I did some quick googling. I may be wrong, but for me Influx's sum function works more like sum_over_time in prometheus - maybe this is why we can't understand each other? :)

piotrekfus91 avatar Oct 01 '22 08:10 piotrekfus91

Hi, any news on this? :)

piotrekfus91 avatar Oct 21 '22 05:10 piotrekfus91

@piotrekfus91 I still need to look into this using Influx but I still think that what I wrote above must hold:

I also assume this is not broken for everyone and metrics libraries should not aggregate every metric across every possible tag combinations on the client side since that's the job of the backend.

Or to put it into a different perspective: I don't think this is going to be merged, otherwise we should do this for every arbitrary combination of time series.

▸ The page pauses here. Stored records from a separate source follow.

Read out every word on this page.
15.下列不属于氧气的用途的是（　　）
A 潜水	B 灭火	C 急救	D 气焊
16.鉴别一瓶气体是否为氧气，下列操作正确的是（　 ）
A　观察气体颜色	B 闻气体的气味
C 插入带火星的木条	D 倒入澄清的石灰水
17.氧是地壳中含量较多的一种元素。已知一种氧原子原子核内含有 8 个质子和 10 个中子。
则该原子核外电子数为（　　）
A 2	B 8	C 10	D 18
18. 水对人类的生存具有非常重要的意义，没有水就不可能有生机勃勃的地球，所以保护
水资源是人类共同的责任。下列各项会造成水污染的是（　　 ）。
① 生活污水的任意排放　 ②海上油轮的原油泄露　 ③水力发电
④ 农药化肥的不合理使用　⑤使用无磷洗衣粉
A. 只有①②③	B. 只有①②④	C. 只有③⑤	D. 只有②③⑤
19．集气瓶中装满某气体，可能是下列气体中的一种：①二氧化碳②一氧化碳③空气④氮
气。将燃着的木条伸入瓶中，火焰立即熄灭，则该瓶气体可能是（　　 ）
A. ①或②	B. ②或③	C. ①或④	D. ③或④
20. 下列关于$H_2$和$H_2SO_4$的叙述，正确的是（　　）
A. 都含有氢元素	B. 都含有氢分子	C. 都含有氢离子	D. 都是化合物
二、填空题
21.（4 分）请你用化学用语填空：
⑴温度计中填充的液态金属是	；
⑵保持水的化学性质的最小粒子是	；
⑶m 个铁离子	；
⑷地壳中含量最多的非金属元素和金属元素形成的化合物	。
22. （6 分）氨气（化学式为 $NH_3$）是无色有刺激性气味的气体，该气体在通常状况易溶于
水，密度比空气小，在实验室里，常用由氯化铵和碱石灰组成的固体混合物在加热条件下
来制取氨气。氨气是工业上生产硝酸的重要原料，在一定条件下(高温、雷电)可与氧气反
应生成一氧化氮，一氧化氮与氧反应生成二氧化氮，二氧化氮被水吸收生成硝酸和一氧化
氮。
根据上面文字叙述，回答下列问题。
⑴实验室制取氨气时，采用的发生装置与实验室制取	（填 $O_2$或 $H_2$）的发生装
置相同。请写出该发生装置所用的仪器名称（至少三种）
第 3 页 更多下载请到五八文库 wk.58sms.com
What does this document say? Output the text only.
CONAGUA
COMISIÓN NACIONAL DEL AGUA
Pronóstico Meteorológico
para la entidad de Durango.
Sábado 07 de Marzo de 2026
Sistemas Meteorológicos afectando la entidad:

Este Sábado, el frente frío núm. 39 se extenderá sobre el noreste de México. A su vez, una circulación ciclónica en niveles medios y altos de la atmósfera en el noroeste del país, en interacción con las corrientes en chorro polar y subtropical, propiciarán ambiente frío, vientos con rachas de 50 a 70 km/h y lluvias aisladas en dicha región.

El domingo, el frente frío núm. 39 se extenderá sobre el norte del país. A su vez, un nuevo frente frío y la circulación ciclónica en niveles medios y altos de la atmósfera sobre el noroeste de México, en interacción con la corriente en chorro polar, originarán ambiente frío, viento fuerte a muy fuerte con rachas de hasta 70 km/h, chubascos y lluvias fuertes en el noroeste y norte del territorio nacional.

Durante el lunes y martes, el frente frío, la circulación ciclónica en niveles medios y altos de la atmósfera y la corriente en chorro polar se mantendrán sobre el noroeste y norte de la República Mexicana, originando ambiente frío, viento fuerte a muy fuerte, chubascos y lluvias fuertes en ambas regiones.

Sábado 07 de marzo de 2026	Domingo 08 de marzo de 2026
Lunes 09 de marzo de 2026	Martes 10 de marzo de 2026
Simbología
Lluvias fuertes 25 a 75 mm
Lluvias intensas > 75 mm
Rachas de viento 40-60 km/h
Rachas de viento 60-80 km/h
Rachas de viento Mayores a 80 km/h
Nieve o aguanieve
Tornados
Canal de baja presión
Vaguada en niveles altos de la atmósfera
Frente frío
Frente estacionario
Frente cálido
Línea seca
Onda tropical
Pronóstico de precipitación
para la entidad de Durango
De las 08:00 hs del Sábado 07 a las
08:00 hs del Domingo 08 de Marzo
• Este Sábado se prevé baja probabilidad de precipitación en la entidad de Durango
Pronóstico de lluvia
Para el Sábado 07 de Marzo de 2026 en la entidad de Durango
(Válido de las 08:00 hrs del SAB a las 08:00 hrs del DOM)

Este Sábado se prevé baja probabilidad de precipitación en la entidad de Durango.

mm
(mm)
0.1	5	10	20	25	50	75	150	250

jonatan-ivanov avatar Oct 25 '22 22:10 jonatan-ivanov

Hi, i finally managed to do it correctly. I found the feature of subqueries that I was not aware of. This subqueries allow to aggregate series. So indeed - this PR is no longer appropriate. Thanks for interesting discussion and sorry for taking your time :) For other people looking for the solution:

SELECT sum("value") as value
FROM (
    SELECT max("value") AS value
    FROM "jvm_memory_used"
    WHERE ("app" =~ /^$app$/ AND "host" =~ /^$host$/ AND "area" = 'heap') AND $timeFilter
    GROUP BY time($__interval), "app", "host", "id" fill(none)
)
GROUP BY time($__interval), "app", "host"

piotrekfus91 avatar Nov 02 '22 12:11 piotrekfus91

Great news! Thanks for the solution!

jonatan-ivanov avatar Nov 02 '22 17:11 jonatan-ivanov